6.       Amendment and Termination

         The Committee may alter or amend this Plan (including the Exhibits
hereto) from time to time or terminate it in its entirety; provided, however,
that no such action shall, without the consent of a Participant, affect the
rights in an outstanding Award of such Participant.

7.       General Provisions

         (a) No Right of Employment. Neither the adoption or operation of this
Plan, nor any document describing or referring to this Plan, or any part
thereof, shall confer upon any employee any right to continue in the employ of
the Company, or shall in any way affect the right and power of the Company to
terminate the employment of any employee at any time with or without assigning a
reason therefor to the same extent as the Company might have done if this Plan
had not been adopted.

         (b) Governing Law. The provisions of this Plan shall be governed by and
construed in accordance with the laws of the State of Delaware.

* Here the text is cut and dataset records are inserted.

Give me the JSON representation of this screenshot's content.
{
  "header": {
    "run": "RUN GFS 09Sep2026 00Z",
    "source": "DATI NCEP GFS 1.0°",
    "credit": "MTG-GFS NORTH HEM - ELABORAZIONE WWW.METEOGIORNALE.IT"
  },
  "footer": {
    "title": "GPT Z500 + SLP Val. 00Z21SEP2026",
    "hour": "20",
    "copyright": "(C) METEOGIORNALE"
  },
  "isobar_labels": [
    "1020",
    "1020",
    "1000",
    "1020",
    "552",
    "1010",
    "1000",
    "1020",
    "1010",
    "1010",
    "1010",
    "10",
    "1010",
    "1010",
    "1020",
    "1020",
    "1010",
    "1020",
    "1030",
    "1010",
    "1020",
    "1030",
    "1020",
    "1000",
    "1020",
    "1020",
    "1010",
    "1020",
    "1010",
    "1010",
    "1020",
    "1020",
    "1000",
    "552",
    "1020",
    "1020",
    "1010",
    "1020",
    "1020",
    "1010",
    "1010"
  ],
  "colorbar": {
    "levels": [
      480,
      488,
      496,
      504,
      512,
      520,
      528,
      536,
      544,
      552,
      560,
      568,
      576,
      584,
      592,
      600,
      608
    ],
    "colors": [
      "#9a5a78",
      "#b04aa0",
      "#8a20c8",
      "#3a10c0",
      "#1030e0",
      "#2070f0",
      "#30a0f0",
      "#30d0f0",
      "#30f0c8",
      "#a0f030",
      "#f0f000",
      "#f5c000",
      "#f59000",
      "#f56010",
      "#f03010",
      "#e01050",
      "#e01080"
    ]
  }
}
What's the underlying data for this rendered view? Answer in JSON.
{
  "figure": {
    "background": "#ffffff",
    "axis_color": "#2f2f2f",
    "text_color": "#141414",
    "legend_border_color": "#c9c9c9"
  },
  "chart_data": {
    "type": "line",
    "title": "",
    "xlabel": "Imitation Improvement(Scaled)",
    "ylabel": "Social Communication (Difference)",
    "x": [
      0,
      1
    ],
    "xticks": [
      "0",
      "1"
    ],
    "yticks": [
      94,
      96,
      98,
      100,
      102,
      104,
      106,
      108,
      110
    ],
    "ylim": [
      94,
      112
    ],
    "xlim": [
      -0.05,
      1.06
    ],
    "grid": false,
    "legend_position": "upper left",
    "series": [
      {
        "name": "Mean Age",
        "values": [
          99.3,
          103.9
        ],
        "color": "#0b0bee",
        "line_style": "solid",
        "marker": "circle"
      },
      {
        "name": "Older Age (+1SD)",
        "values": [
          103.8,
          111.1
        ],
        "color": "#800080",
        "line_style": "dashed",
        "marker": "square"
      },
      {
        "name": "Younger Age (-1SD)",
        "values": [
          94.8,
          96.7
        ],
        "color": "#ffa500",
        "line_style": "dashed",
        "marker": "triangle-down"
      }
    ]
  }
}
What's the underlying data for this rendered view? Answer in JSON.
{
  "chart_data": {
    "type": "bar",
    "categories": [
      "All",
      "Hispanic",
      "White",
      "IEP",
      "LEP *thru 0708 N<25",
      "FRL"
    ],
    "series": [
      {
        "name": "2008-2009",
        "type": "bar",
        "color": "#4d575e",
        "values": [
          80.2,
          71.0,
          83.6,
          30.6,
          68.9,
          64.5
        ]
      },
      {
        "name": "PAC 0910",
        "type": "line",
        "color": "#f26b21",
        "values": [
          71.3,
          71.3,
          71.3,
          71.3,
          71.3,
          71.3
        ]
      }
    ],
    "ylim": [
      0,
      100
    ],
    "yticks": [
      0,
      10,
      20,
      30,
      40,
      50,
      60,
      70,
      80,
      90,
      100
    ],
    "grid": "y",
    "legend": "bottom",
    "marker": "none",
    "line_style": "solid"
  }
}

         (c) Miscellaneous. Headings are given to the sections of this Plan
solely as a convenience to facilitate reference. Such headings, numbering and
paragraphing shall not in any case be deemed in any way material or relevant to
the construction of this Plan or any provisions thereof. The use of the
masculine gender shall also include within its meaning the feminine. The use of
the singular shall also include within its meaning the plural, and vice versa.

8.       Effective Date

         This Plan shall become effective as of January 1, 2003.